In carrying out the invention, the contact cap 33 is fixed with respect to the casing 26 in the sense that they move radially together as the position of the casing changes relative to the body 25 due to a change in the major diameter of the splines 11. More specifically, the spring 36 urges the contact cap into engagement with the flange 26B of the casing and urges the end 26A of the casing into engagement with the splines, so as to establish a predetermined distance between the second electrical contact surface 37 and the crowns of the splines. Therefore, as the casing position changes with respect to the body, the spring 36 maintains this predetermined distance. As a result, the second electrical contact is automatically positioned with respect to the crowns of the splines.
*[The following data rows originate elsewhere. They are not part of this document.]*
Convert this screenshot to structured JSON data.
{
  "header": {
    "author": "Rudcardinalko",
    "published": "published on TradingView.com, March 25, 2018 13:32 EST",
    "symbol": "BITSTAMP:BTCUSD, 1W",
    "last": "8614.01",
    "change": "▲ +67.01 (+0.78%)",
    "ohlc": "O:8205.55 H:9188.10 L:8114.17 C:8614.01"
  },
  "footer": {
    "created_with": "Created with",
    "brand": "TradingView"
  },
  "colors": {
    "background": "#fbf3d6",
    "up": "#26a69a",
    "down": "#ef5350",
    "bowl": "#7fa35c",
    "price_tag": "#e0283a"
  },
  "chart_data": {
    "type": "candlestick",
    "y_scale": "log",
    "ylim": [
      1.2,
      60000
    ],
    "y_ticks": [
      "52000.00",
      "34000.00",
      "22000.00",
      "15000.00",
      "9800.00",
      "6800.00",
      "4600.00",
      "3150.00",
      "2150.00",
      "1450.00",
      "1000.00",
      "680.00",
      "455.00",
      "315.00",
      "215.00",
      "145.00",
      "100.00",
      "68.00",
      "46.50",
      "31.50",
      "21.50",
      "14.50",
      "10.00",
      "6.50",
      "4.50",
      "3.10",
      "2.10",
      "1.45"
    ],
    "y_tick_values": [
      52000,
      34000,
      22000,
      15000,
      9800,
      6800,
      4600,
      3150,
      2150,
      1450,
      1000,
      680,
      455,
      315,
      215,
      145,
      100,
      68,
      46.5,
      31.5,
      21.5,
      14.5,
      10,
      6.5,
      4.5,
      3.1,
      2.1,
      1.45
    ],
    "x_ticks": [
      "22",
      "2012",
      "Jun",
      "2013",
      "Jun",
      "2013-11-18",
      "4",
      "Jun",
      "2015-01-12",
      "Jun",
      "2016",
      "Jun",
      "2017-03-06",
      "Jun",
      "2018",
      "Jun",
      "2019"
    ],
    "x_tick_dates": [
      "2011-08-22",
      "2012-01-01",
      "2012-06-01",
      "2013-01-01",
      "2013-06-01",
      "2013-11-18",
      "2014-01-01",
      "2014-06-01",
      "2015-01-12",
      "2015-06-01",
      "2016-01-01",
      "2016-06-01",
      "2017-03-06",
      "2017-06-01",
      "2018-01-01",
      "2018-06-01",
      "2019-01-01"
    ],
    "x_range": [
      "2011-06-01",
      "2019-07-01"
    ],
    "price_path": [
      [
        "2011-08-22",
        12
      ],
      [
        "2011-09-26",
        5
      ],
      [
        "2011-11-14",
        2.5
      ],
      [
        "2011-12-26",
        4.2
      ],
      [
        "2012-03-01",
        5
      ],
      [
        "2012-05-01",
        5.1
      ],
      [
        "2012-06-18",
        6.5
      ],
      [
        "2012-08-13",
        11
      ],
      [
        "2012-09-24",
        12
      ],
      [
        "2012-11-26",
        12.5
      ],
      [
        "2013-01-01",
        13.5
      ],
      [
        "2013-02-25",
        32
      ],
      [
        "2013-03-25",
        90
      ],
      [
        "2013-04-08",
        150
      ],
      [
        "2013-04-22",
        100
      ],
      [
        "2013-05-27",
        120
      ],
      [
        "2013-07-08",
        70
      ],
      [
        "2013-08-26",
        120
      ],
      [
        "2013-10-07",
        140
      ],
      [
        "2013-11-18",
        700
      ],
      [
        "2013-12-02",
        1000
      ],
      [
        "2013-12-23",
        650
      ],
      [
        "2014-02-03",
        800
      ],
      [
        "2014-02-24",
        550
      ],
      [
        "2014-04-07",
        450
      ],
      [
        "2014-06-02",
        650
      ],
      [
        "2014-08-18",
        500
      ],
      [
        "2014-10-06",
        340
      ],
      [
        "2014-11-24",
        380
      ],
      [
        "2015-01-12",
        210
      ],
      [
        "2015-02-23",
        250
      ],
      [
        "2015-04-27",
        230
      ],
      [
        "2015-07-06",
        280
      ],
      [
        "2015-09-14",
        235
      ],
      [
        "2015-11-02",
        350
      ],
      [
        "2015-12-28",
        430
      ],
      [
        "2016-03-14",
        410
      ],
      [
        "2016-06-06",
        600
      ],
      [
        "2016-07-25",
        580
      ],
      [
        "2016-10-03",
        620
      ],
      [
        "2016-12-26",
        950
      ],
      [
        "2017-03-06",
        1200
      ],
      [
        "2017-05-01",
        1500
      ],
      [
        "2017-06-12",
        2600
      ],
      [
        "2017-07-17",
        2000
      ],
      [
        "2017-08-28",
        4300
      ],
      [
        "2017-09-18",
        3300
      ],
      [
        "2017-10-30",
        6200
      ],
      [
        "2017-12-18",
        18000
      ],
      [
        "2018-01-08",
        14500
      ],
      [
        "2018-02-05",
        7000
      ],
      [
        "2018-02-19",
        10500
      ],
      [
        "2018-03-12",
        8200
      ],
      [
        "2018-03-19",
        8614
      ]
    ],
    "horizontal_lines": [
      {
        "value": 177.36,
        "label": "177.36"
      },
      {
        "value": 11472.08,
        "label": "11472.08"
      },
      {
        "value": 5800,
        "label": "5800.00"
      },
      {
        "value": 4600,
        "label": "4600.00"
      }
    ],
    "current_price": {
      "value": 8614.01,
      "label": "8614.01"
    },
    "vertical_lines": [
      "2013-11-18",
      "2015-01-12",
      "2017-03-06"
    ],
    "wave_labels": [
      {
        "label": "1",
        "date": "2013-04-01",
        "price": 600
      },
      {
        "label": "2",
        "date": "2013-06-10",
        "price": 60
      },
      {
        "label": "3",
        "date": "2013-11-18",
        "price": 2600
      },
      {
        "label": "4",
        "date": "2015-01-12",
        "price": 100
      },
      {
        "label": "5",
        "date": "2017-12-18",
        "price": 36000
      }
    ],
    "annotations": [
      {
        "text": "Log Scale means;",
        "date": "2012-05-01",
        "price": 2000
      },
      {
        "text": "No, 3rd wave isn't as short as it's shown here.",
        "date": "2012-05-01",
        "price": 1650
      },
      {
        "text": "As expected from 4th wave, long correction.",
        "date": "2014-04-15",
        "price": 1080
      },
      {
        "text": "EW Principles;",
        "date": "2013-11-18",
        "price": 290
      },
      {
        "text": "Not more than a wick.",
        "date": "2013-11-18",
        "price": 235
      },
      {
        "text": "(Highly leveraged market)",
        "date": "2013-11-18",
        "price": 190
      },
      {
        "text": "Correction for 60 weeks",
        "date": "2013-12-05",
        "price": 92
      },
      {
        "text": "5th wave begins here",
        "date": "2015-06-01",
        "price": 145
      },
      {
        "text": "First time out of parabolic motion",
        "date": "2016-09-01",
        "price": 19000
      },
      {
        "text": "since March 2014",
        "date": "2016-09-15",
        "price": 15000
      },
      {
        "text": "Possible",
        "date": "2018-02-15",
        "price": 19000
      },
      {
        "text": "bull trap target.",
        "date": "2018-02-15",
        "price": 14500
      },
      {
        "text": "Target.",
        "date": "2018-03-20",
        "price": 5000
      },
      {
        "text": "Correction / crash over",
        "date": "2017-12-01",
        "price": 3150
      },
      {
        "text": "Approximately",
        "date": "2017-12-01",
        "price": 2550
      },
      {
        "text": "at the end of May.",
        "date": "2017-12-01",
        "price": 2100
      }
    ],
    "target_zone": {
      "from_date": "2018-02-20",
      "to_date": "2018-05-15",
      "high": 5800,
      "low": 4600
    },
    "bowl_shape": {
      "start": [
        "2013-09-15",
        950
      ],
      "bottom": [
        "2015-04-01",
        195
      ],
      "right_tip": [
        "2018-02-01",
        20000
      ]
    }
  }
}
Since the length of the plunger is greater than this predetermined distance, the plunger is operable to establish and cut off electrical continuity in the electrical circuit independently of the major diameter of the splines.
Advantageously, the spline counting mechanism 10 includes a scale 43 (FIG. 3) to visually indicate the major diameter of the splines 11 on the shaft 12. The scale 43 is mounted on the upper surface of the housing 13 adjacent a slot 55 formed in the upper housing section 13C. The slot 55 is formed parallel with the slot 31 and adjacent the slider assembly 24 so that a portion of the body 25 is visible through the slot 55. The graduations on the scale are marked so that the major diameter of the splines on the shaft is visually indicated by the marking of the graduation that is aligned with the back surface of the body 25 when the shaft is secured in the spline counting mechanism 10.
From the foregoing, it will be apparent that the present invention brings to the art a new and improved spline counting mechanism 10 which is capable of automatically counting the number of splines on a shaft as the mechanism is simply rotated through one revolution. By virtue of the unique construction of the slider assembly 24, the spline counting mechanism is capable of counting the number of splines on a shaft independently of the major diameter of the splines. As a result, splined shafts may be quickly and easily identified and sorted as to the number of splines on the shaft and as to the size of the splines.